The accusations and counter accusations from the two principal actors in the unfolding bribery drama have kept many Nigerians wondering about the kind of leaders and representatives they have. If Femi Otedola, a friend of Government and an associate of the President could admit offering a bribe and if Farouk Lawan, a trusted member of the legislature admitted that he took a bribe, it says a lot about the country.
Otedola made claims that Lawan demanded the bribe in order to remove his company from the list of those to be indicted in the oil subsidy scam that rocked the nation earlier in the year.
The billionaire businessman’s claim was that since he knew his company did not break any law, he called in law enforcement agents who advised him to play along in order to have evidence with which the lawmaker could be nailed at the appropriate time.
Otedola stated that Honourable Lawan collected $500,000 in cash while the secretary of the ad hoc committee that carried out the probe, Boniface Emenalo, collected $120,000 in two installments of $20,000 and $100,000 respectively.
Otedola also made it known that the money that was given to Lawan was got from the State Security Service (SSS).
Surprisingly, Lawan who had denied taking the bribe in an earlier statement recanted and disclosed that he actually collected money from the oil magnate. Lawan however said he accepted the money to expose the businessman. Lawan also claimed that he informed the police and members of the House of Reps about the issue.
Lawan also alleged that the Secretary of the Committee, Boniface Emenalo told him that Otedola offered him $ 100,000 whereas Otedola alleged that Emenalo collected $ 120,000 from him.
The tide however seems to have turned against the lawmaker as he remains the subject at the centre of the bribery saga. A fresh N 11 billion bribery allegation has also come up.
The Fresh N 11 Billion Allegation!
While the $ 620,000 allegation is still generating hues and cries, police authorities are already looking into another allegation of N 11 billion. Oil marketing companies were alleged to have paid some members of the ad hoc committee. Though the police are keeping sealed lips on the matter, it is already being said in hushed tones that some marketers had “settled” in order to be absolved of blames by the committee.
It came as a surprise to many that a former President whose 8 years in office were fraught with various allegations of monumental corruption could have the effrontery to describe the House of Reps as a collection of armed robbers. Alas, Farouk Lawan seems to have proved that the former President has a point.

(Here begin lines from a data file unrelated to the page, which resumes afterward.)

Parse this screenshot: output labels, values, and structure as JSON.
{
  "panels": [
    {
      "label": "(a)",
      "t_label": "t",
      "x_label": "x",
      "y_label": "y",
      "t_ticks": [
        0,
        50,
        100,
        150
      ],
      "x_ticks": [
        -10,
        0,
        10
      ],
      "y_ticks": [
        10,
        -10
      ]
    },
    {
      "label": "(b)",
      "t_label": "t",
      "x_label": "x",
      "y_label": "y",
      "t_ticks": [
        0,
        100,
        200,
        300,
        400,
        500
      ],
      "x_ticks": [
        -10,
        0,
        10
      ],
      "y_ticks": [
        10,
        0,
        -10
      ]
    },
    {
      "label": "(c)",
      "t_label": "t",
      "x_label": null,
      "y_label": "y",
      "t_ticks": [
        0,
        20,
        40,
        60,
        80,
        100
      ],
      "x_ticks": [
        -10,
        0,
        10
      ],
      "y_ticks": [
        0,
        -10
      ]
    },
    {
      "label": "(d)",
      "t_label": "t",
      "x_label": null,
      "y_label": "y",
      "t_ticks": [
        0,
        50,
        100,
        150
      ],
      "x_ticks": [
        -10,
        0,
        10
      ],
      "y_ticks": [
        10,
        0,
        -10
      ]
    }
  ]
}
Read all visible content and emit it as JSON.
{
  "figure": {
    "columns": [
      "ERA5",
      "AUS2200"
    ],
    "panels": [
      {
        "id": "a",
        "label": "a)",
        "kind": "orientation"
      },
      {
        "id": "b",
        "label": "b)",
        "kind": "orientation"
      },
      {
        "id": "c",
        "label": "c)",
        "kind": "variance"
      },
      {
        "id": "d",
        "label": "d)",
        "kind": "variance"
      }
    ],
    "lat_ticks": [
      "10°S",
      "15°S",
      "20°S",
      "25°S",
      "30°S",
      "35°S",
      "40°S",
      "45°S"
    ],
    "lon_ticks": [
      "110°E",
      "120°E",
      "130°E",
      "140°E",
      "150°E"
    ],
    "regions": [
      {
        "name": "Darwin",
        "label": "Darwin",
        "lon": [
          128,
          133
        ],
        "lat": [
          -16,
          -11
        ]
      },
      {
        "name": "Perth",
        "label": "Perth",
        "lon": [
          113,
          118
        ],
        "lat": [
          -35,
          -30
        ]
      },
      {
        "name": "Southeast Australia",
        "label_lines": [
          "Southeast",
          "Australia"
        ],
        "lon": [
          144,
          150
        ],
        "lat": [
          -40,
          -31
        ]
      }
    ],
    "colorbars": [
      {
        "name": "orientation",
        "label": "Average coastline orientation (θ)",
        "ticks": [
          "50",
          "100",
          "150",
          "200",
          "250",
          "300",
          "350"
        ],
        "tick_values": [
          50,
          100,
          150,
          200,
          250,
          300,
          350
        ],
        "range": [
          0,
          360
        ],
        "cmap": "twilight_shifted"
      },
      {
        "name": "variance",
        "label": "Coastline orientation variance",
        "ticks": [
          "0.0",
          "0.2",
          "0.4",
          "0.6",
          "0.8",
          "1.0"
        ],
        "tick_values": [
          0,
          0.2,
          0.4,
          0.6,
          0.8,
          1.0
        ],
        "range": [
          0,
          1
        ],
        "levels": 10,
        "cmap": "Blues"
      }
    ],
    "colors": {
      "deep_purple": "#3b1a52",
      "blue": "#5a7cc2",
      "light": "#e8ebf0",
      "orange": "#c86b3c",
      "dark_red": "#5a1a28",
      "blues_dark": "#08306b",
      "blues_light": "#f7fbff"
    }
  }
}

Unfortunately, the point has been scored in favour of the oil cabal. Thanks to the allegation of fraud, the report of the fuel subsidy probe might never see the light of the day and even if it does, it will be dismissed as warped, since the Chairman of the committee that wrote it has been smeared.
Honourable Farouk Lawan’s reputation as one of the most credible members of the House has obviously suffered a big stain. On the long run, the stain may affect his 2015 Governorship ambition which has been a topic for discussion in his home state before now.
The biggest losers however are the ordinary Nigerians who fought against the removal of fuel subsidy, some losing sweat and blood in the process.
N 3.3 trillion of the country’s resources, which could have been channelled into other things to better the country’s lot might end up being unaccounted for.
Like most investigations in the past, this too may end nowhere, thus leaving Nigerians as the victims.
The Federal House of Reps too features prominently among the losers. No matter what step the House takes, it has lost some credibility. Though the leadership has made it clear that the embattled Committee Chairman is on his own, he sure belongs to a political party and the reputation of his party too will be spoken about in the scandal.
A Plot Within A Plot?
There is a likelihood that some members of the House will rise to protect Hon Lawan as well as the image of the party he represents. The cover up starts from there.
Findings have also revealed that long before now, members of the “oil cabal” had been looking for ways of wriggling out of the fuel subsidy scandal. There have also been several indications that the report of the probe will have very little consequence, if it has any on those indicted.
A similar scandal trailed the Ndudi Elumelu panel that probed the billions invested in Nigeria’s power sector. Before the panel could submit its report, it was alleged that members had been compromised. The EFCC waded in and questioned a number of people.
Though the report itself indicted highly placed individuals, including former President Obasanjo, the reports ended up being nullified by a report review committee. Some of those indicted are still holding elective offices.
Ironically, while Nigerians are crying for prosecution of corrupt officials, it is evident that many have forgotten that the EFCC Act gives room for plea bargaining, thus, making it easy for offenders to get away with light punishment.